Ils marchent à Bécancour pour sauver Gentilly-2

Radio-Canada avec La Presse Canadienne
Des centaines de personnes manifestent contre la fermeture de la centrale Gentilly-2 à Bécancour. Des centaines de personnes manifestent contre la fermeture de la centrale Gentilly-2 à Bécancour.

Des centaines de personnes ont participé dimanche à une manifestation contre la fermeture de la centrale nucléaire Gentilly-2.

La marche de solidarité avec les employés de la centrale, qui est organisée par les chambres de commerce locales, s'est mise en branle à 10 heures devant l'hôtel de ville de Bécancour. Les marcheurs ont parcouru les 8 kilomètres les séparant de la centrale Gentilly-2, devant laquelle ils ont tenu une manifestation.

Dès sa prise du pouvoir, le gouvernement Marois a annoncé la fermeture de la centrale, qui emploie plus de 800 travailleurs spécialisés.

Compte tenu de l'impact économique que cette fermeture aura sur la région, les opposants estiment que le gouvernement aurait dû s'asseoir avec l'ensemble des groupes impliqués pour étudier la situation objectivement, et prendre ensuite les décisions qui s'imposent.

Ils gardent espoir quant à la relance de la centrale et demandent une rencontre avec les dirigeants, dont la première ministre Pauline Marois et sa ministre des Ressources naturelles, Martine Ouellet.

Pour la tenue d'une commission parlementaire

Jean-Denis Girard, président de la Chambre de commerce et d'industrie du Coeur-du-Québec, évoque même la tenue d'une commission parlementaire sur le sujet.

« Je crois qu'on est dus pour un débat au niveau de Gentilly-2, pour mettre les choses au clair ; il y a toutes sortes de chiffres et toutes sortes de choses qui sont véhiculées, je crois qu'il faut faire la lumière là-dessus », a-t-il déclaré en entrevue au Réseau de l'information.

La mairesse de Bécancour, Gaétane Désilet, abonde dans le même sens. « Je pense qu'il faut vraiment se poser la question : est-ce que cela prend une commission parlementaire, est-ce que ça prend un débat? Je pense que là, avec les chiffres qu'on a eu les autres semaines, ceux qui connaissent ça vont pouvoir s'asseoir, et peut-être sortir des chiffres qui vont être réels », a-t-elle commenté en marge de la marche de dimanche.

Gentilly 2

Le quotidien Le Devoir rapportait samedi qu'Hydro-Québec recommande la fermeture de Gentilly-2 parce que les coûts de réfection seraient prohibitifs, atteignant près de 4,3 milliards de dollars.

Jean-Denis Girard dit d'ailleurs se poser de sérieuses questions sur les chiffres avancés dans le rapport d'Hydro-Québec obtenu par Le Devoir. « Nos chiffres ne concordent pas du tout avec ceux du gouvernement, c'est pourquoi on veut le rencontrer », a-t-il précisé, estimant que le dossier ne devrait pas se régler dans les médias.
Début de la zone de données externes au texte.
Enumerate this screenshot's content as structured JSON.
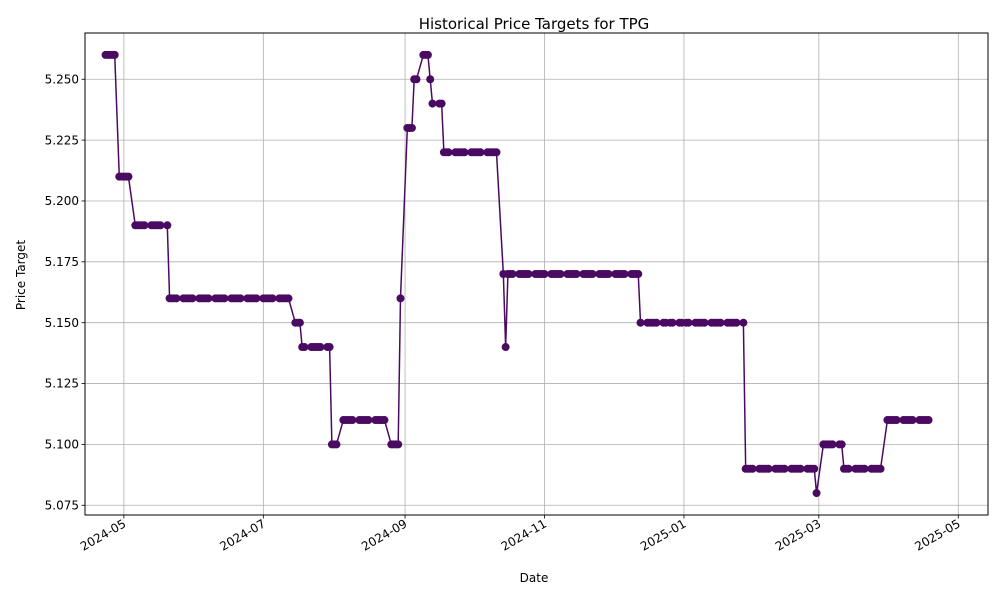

Danielle St-Amand, députée libérale de Trois-Rivières, parle de son côté d'improvisation de la part du gouvernement péquiste. « Je ne peux pas faire mon travail sur des suppositions. La ministre elle-même a dit cette semaine qu'elle ne pouvait pas venir rencontrer les gens, parce qu'elle n'avait pas de rapport, elle n'avait pas de document », a déclaré Mme St-Amand.

Diversifier la région

La mairesse de Bécancour dénonce le silence du cabinet de la première ministre sur la question. « On pensait que j'aurais eu un coup de téléphone pour parler de l'économie de la région, mais non », a dit Mme Désilets.

De plus, les demandes pour obtenir une rencontre avec Mme Marois demeurent sans réponse.

Mme Désilets avoue avoir rencontré le ministre responsable des régions de la Mauricie et du Centre-du-Québec, Yves-François Blanchet, qui ne se serait pas « montré fermé » à la mise sur pied d'un « outil de concertation quelconque ».

M. Blanchet aurait aussi réitéré la promesse du gouvernement de consacrer une enveloppe d'investissements de 200 millions de dollars à la diversification de l'économie de la région, une proposition insuffisante qui ne permettra jamais de contrebalancer les lourdes pertes d'emplois directs et indirects que représente la fermeture de la centrale, selon Mme Désilets.

La mairesse croit que toute la responsabilité de fermer ou non la centrale nucléaire retombe sur les épaules du gouvernement. « Ce n'est pas la ville de Bécancour qui décide ça, mais c'est la façon dont l'annonce a été faite qui a fait réagir », juge-t-elle.

La population continuera de se mobiliser pour obtenir une rencontre avec Mme Marois dans les plus brefs délais, prévient Mme Désilets.